Aransas County commissioners, at their regular meeting Monday, Nov. 9, heard a report from Mott MacDonald Engineering’s Aaron Horine about the plans for the opening of Cedar Bayou this spring.

Work on the $8,959,700 project is scheduled to begin in April 2021.

The cost breakdown for the project is:

• FEMA - $6,427,574

• TP&WD Fisheries Enhancement Program - $1,000,000

• Texas Department of Emergency Management - $535,630 (75% of the 10% match

• Aransas County - $178,543 (25% of the 10% match)

• Aransas County - $817,953

(Note: Congressman Michael Cloud and State Representative Geanie Morrison attended a kickoff event Aug. 17 in Rockport for the restoration of Cedar Bayou at which the federal and state funding was announced, and the aforementioned figures were released.)

At Monday’s meeting, Horine addressed the 95% Design Approach, recent data collection, modeling and analysis, estimated costs, and the path forward.

95% Design Approach

This basically means plans are approximately 95% complete, and when final FEMA approvals, etc. are finished, Request of Proposals will go out.

The plans call for minimal impacts to sensitive habitats, reduced dredge volumes, a more natural channel (matching historical channel alignments), and maximum flow through Cedar Bayou and Vinson Slough.

Data collection

Horine noted recent hurricanes, which passed by Aransas County, actually reconnected the bayou to the Gulf of Mexico at moments of extreme high water. He also said although Hurricane Harvey pushed sand into the bayou and slough, it also lowered the Gulf side sand level at the mouth (to the Gulf).

A habitat survey identified 13 habitat types, and areas of sensitive habitats.

The importance of avoiding those habitats, when designing the proposed dredge template, was noted, as well.

Horine then showed a picture of the historical channel centerlines dating back to 1969 (10 years before Cedar Bayou was plugged as a protective measure after the Ixtoc oil well blowout in the Bay of Campeche). Those natural flow paths and trends were used to help guide the design of the dredging project

Modeling and analysis

Based on circulation modeling, Horine noted the previous dredging model, which has basically a straight cut in the bayou, and slough, will not be used this time. Instead, the channel will take on a more meandering look. Cedar Bayou will enter perpendicular to the Gulf.
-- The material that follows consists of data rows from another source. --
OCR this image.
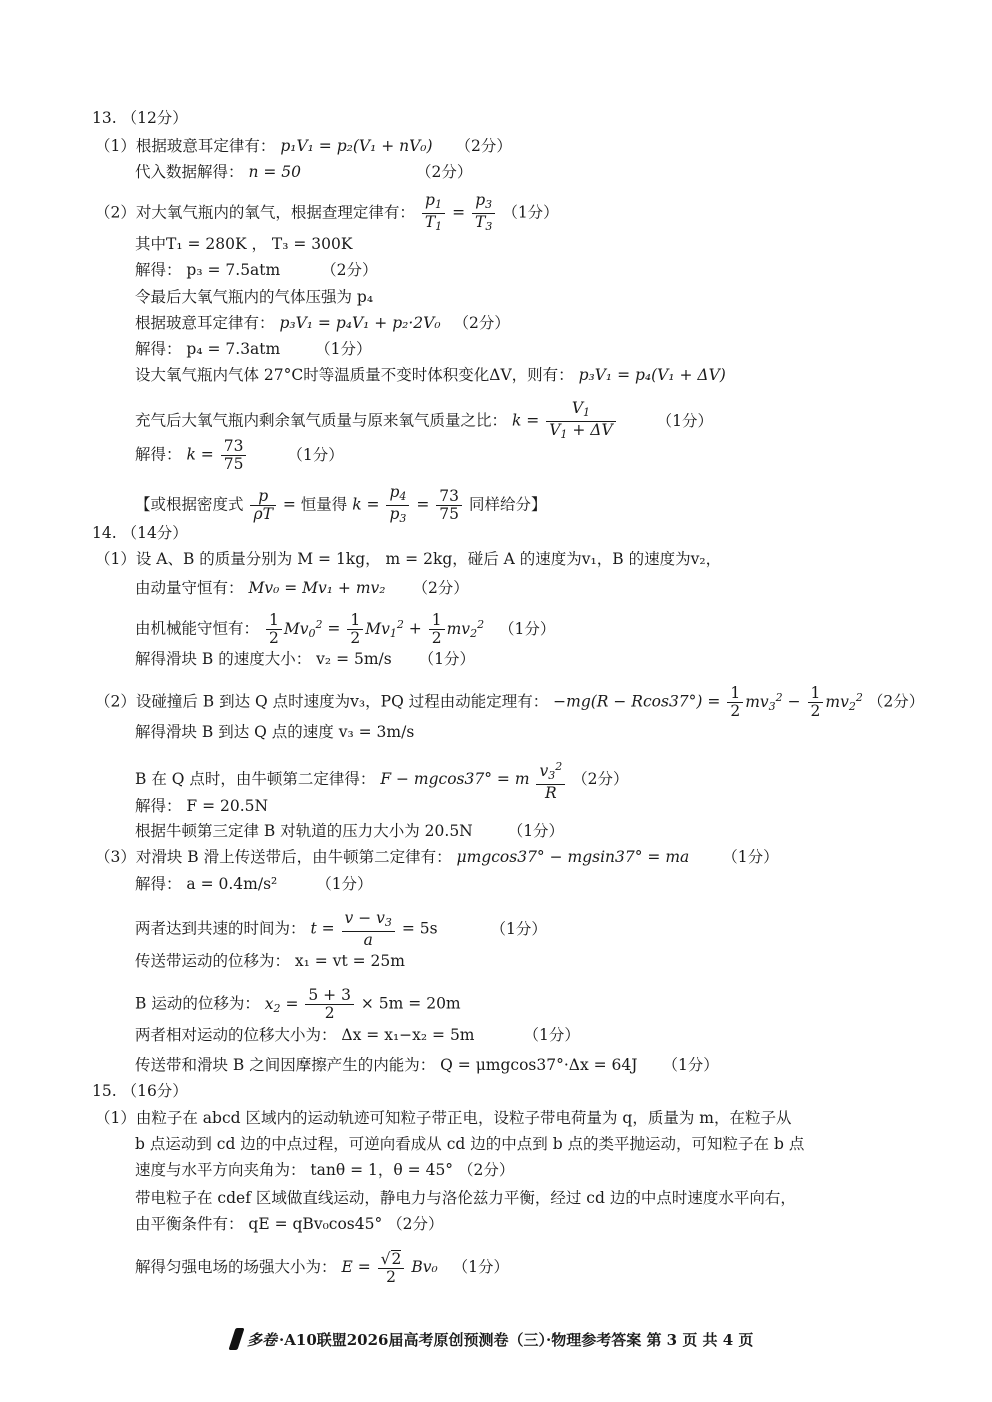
13. （12分）
（1）根据玻意耳定律有： p₁V₁ = p₂(V₁ + nV₀) （2分）
代入数据解得： n = 50	（2分）
（2）对大氧气瓶内的氧气，根据查理定律有： $\frac{p_1}{T_1} = \frac{p_3}{T_3} (1$分）
其中T₁ = 280K ， T₃ = 300K
解得： p₃ = 7.5atm	（2分）
令最后大氧气瓶内的气体压强为 p₄
根据玻意耳定律有： p₃V₁ = p₄V₁ + p₂·2V₀ （2分）
解得： p₄ = 7.3atm （1分）
设大氧气瓶内气体 27°C时等温质量不变时体积变化ΔV，则有： p₃V₁ = p₄(V₁ + ΔV)
充气后大氧气瓶内剩余氧气质量与原来氧气质量之比： $k = \frac{V_1}{V_1 + \Delta V}$	（1分）
解得： $k = \frac{73}{75}$	（1分）
【或根据密度式 $\frac{p}{\rho T}$ = 恒量得 $k = \frac{p_4}{p_3} = \frac{73}{75}$ 同样给分】
14. （14分）
（1）设 A、B 的质量分别为 M = 1kg， m = 2kg，碰后 A 的速度为v₁，B 的速度为v₂，
由动量守恒有： Mv₀ = Mv₁ + mv₂ （2分）
由机械能守恒有： $\frac{1}{2} Mv_0^2 = \frac{1}{2} Mv_1^2 + \frac{1}{2} mv_2^2$ （1分）
解得滑块 B 的速度大小： v₂ = 5m/s （1分）
（2）设碰撞后 B 到达 Q 点时速度为v₃，PQ 过程由动能定理有： $-mg(R - Rcos37^\circ) = \frac{1}{2} mv_3^2 - \frac{1}{2} mv_2^2$ （2分）
解得滑块 B 到达 Q 点的速度 v₃ = 3m/s
B 在 Q 点时，由牛顿第二定律得： F − mgcos37° = m $\frac{v_3^2}{R} (2$分）
解得： F = 20.5N
根据牛顿第三定律 B 对轨道的压力大小为 20.5N （1分）
（3）对滑块 B 滑上传送带后，由牛顿第二定律有： μmgcos37° − mgsin37° = ma （1分）
解得： a = 0.4m/s²	（1分）
两者达到共速的时间为： $t = \frac{v - v_3}{a} = 5s$	（1分）
传送带运动的位移为： x₁ = vt = 25m
B 运动的位移为： $x_2 = \frac{5 + 3}{2} \times 5m = 20m$
两者相对运动的位移大小为： Δx = x₁−x₂ = 5m	（1分）
传送带和滑块 B 之间因摩擦产生的内能为： Q = μmgcos37°·Δx = 64J （1分）
15. （16分）
（1）由粒子在 abcd 区域内的运动轨迹可知粒子带正电，设粒子带电荷量为 q，质量为 m，在粒子从
b 点运动到 cd 边的中点过程，可逆向看成从 cd 边的中点到 b 点的类平抛运动，可知粒子在 b 点
速度与水平方向夹角为： tanθ = 1，θ = 45° （2分）
带电粒子在 cdef 区域做直线运动，静电力与洛伦兹力平衡，经过 cd 边的中点时速度水平向右，
由平衡条件有： qE = qBv₀cos45° （2分）
解得匀强电场的场强大小为： $E = \frac{√2}{2} Bv_0$ （1分）
多卷 ·A10联盟2026届高考原创预测卷（三）·物理参考答案 第 3 页 共 4 页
Horine noted there are two approved dredge disposal sites, and the one furthest away from the mouth of the bayou will be used. This will mean fewer blockages to natural migration (changing path of the channel).

Commissioner Charles Smith asked if there is any advantage to annual maintenance dredging once Cedar Bayou and Vinson Slough are dredged.

Horine said the cost of mobilizing equipment would make that cost too high.

Estimated costs

No specific costs were presented, since those presented at the August funding announcement.

Path forward

Bid opening for the project, as well as awarding of contract, should be completed by the end of this year.

Mobilization to site is planned for the end of April 2021, with dredging to start June 5.

The project must be finished by Nov. 1 before the whooping cranes make their return to the Aransas National Wildlife Refuge.